By the 1600s, the plague doctor was a terror to behold, thanks to his costume — perhaps the most potent symbol of the Black Death. The protective garment was created by the 17th-century physician Charles de l’Orme (1584-1678). De l’Orme had been the physician of choice for several French kings (one Henri and a Louis or two), and was also a favourite of the Medici family in Italy. In 1619 — as a carefully considered way to protect himself from having to visit powerful, plague-infested patients he couldn’t say no to — de l’Orme created the iconic uniform. Its dramatic flair certainly made it seem like a good idea, and the costume quickly became all the rage among plague doctors throughout Europe.

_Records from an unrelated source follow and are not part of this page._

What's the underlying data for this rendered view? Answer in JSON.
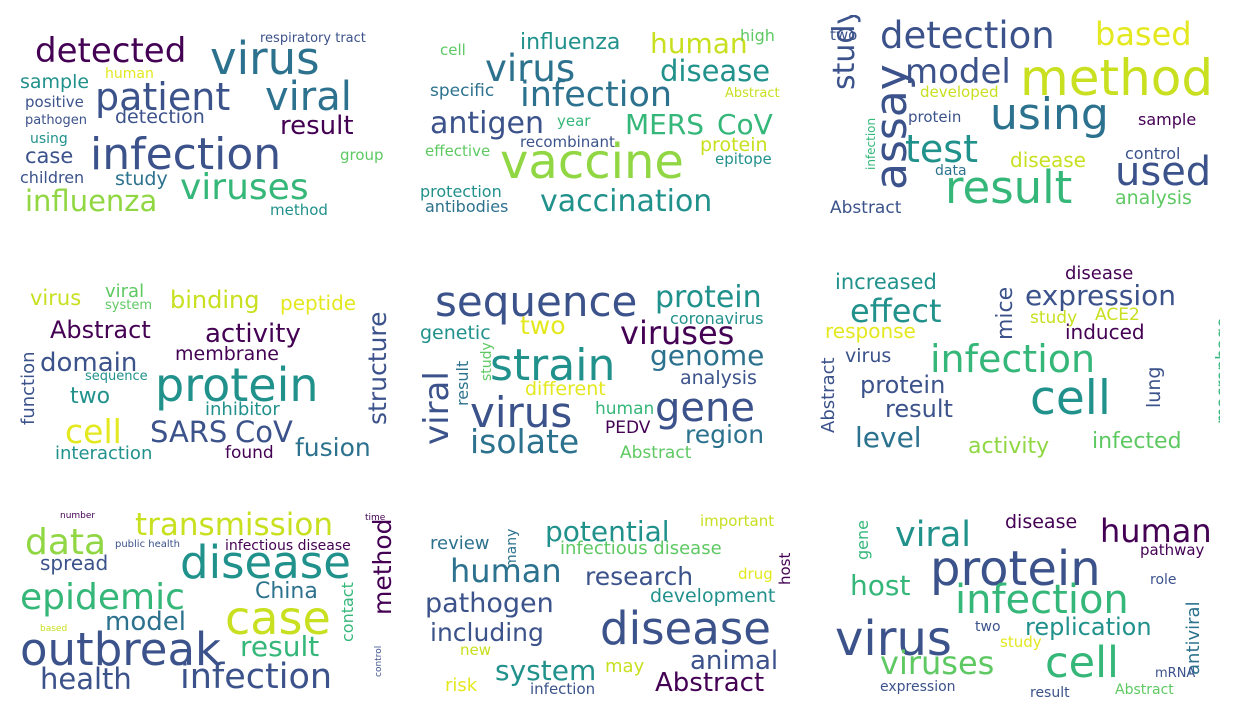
{
  "palette": {
    "c1": "#440154",
    "c2": "#3b528b",
    "c3": "#2c728e",
    "c4": "#21918c",
    "c5": "#35b779",
    "c6": "#5ec962",
    "c7": "#90d743",
    "c8": "#c8e020",
    "c9": "#e3e81f"
  },
  "panels": [
    {
      "words": [
        "respiratory tract",
        "detected",
        "virus",
        "sample",
        "human",
        "patient",
        "viral",
        "positive",
        "pathogen",
        "detection",
        "result",
        "using",
        "case",
        "infection",
        "group",
        "children",
        "study",
        "viruses",
        "influenza",
        "method"
      ]
    },
    {
      "words": [
        "cell",
        "influenza",
        "human",
        "high",
        "virus",
        "disease",
        "specific",
        "infection",
        "Abstract",
        "antigen",
        "year",
        "MERS",
        "CoV",
        "recombinant",
        "effective",
        "vaccine",
        "protein",
        "epitope",
        "protection",
        "antibodies",
        "vaccination"
      ]
    },
    {
      "words": [
        "two",
        "detection",
        "based",
        "study",
        "assay",
        "model",
        "method",
        "developed",
        "infection",
        "using",
        "protein",
        "sample",
        "test",
        "control",
        "disease",
        "data",
        "used",
        "result",
        "Abstract",
        "analysis"
      ]
    },
    {
      "words": [
        "virus",
        "viral",
        "system",
        "binding",
        "peptide",
        "structure",
        "Abstract",
        "activity",
        "membrane",
        "domain",
        "function",
        "sequence",
        "protein",
        "two",
        "inhibitor",
        "cell",
        "SARS",
        "CoV",
        "interaction",
        "found",
        "fusion"
      ]
    },
    {
      "words": [
        "sequence",
        "protein",
        "coronavirus",
        "two",
        "genetic",
        "viruses",
        "viral",
        "result",
        "study",
        "strain",
        "genome",
        "analysis",
        "different",
        "virus",
        "human",
        "gene",
        "region",
        "isolate",
        "PEDV",
        "Abstract"
      ]
    },
    {
      "words": [
        "disease",
        "increased",
        "expression",
        "effect",
        "mice",
        "study",
        "ACE2",
        "response",
        "induced",
        "Abstract",
        "infection",
        "macrophage",
        "virus",
        "protein",
        "lung",
        "result",
        "cell",
        "level",
        "activity",
        "infected"
      ]
    },
    {
      "words": [
        "number",
        "time",
        "data",
        "transmission",
        "public health",
        "infectious disease",
        "method",
        "spread",
        "disease",
        "China",
        "epidemic",
        "contact",
        "based",
        "model",
        "case",
        "result",
        "outbreak",
        "control",
        "health",
        "infection"
      ]
    },
    {
      "words": [
        "important",
        "review",
        "many",
        "potential",
        "infectious disease",
        "host",
        "human",
        "research",
        "drug",
        "pathogen",
        "development",
        "including",
        "disease",
        "new",
        "may",
        "animal",
        "system",
        "risk",
        "infection",
        "Abstract"
      ]
    },
    {
      "words": [
        "gene",
        "viral",
        "disease",
        "human",
        "pathway",
        "protein",
        "host",
        "role",
        "infection",
        "antiviral",
        "virus",
        "two",
        "replication",
        "study",
        "viruses",
        "cell",
        "mRNA",
        "expression",
        "result",
        "Abstract"
      ]
    }
  ]
}
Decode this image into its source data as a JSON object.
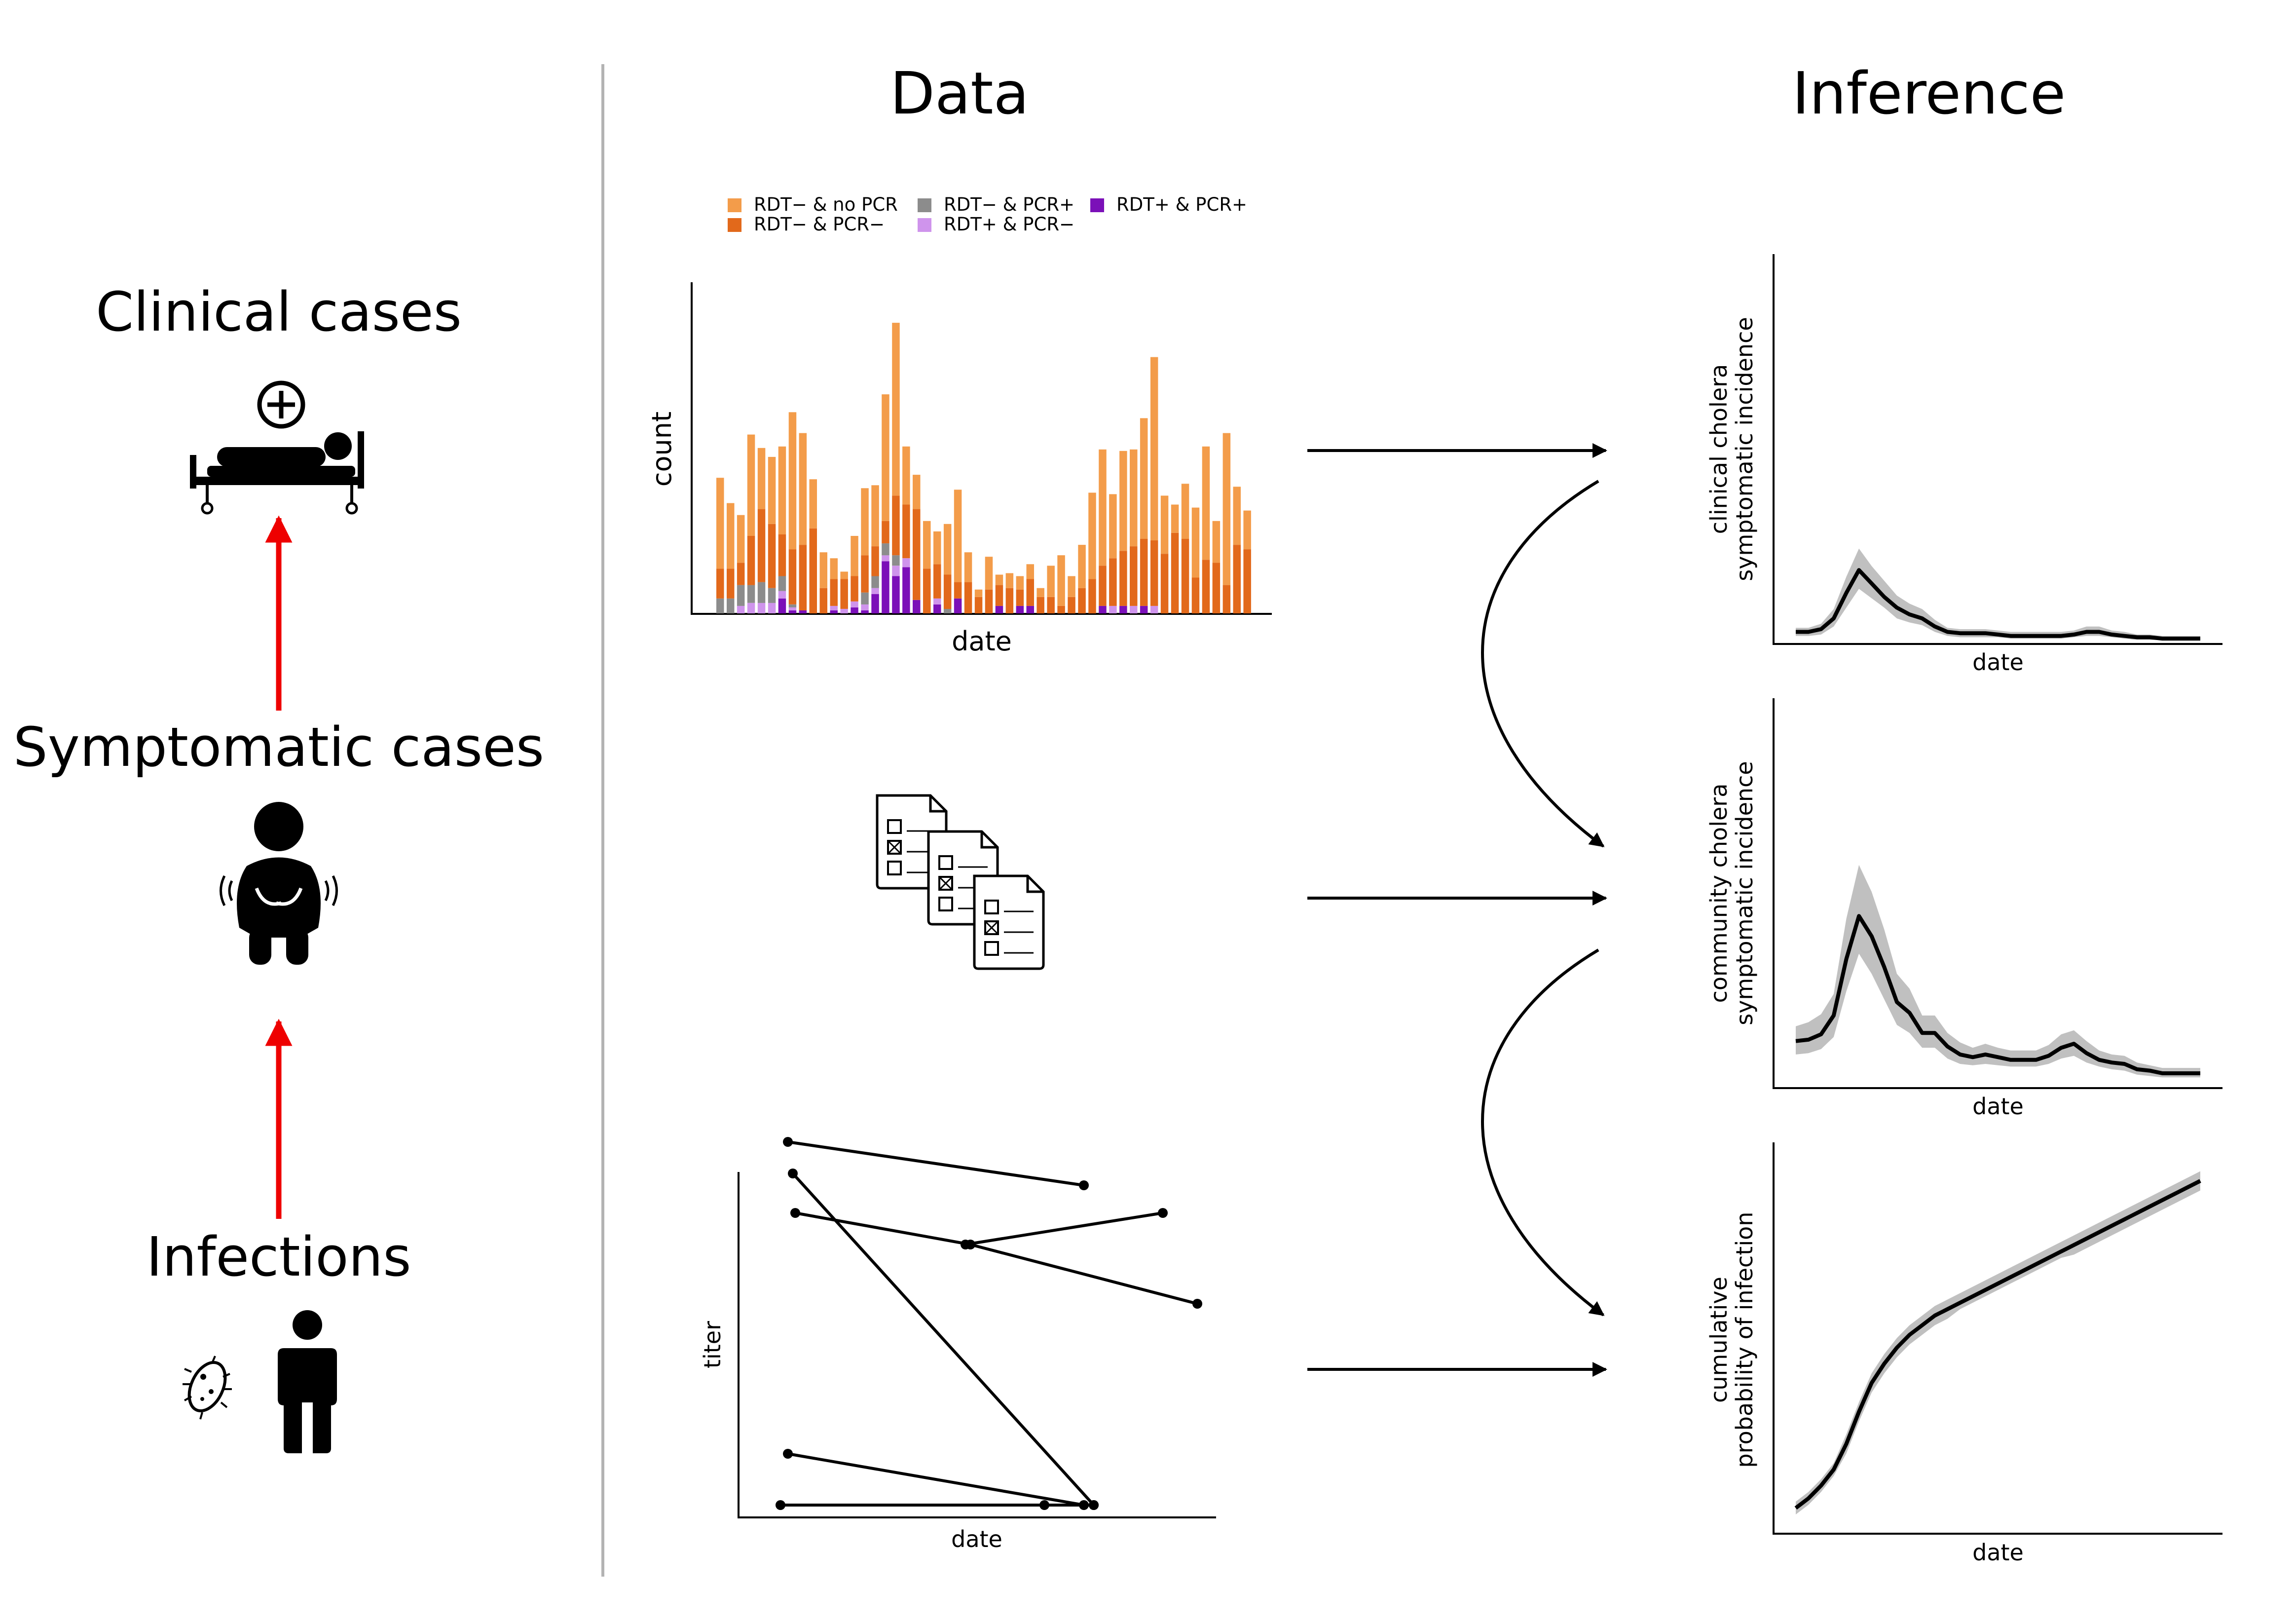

Made of a canvas outer garment coated in wax, as well as waxed leather pants, gloves, boots and hat, the costume became downright scary from the neck up. A dark leather hood and mask were held onto the face with leather bands and gathered tightly at the neck so as to not let in any noxious, plague-causing miasmas that might poison the wearer. Eyeholes were cut into the leather and fitted with glass domes.

As if this head-to-toe shroud of foreboding wasn’t enough, from the front protruded a grotesque curved beak designed to hold the fragrant compounds believed to keep “plague air” at bay. Favourite scents included camphor, floral concoctions, mint, cloves, myrrh and basically anything that smelled nice and strong. In some French versions of the costume, compounds were actually set to smolder within the beak, in the hopes that the smoke would add an extra layer of protection. A wooden stick completed the look, which the plague doctor used to lift the clothing and bed sheets of infected patients to get a better look without actually making skin-to-skin contact.


Despite the fact that de l’Orme himself lived to the ripe old age of 96 — an impressive feat for a physician living in the plague years — his famous contribution to medicine probably did very little to quell the actual spread of the disease. The beak doctors, as they came to be know, dropped like flies or pretty much lived under constant quarantine, wandering the countryside and city streets like pariahs… until of course desperate families needed them.

As a tribute to your fallen brothers from eras gone, why not encourage your kids to try on something a little different for Halloween this year? Explain some of the history behind these death doctors, and they’re sure to find the Medico della Peste every bit as terrifying as any vampire, witch, ghost or ghoul…


Filed under Humor and Observations

3 responses to “Plague Doctors

  1. creepy! We have come a long way in Healthcare!


  2. Yes pretty creepy. They remind me of the Skeksis from Dark Crystal.
    I wonder if they may have afforded some limited protection – or at least they would have if they could have washed the robes somewhere flea free?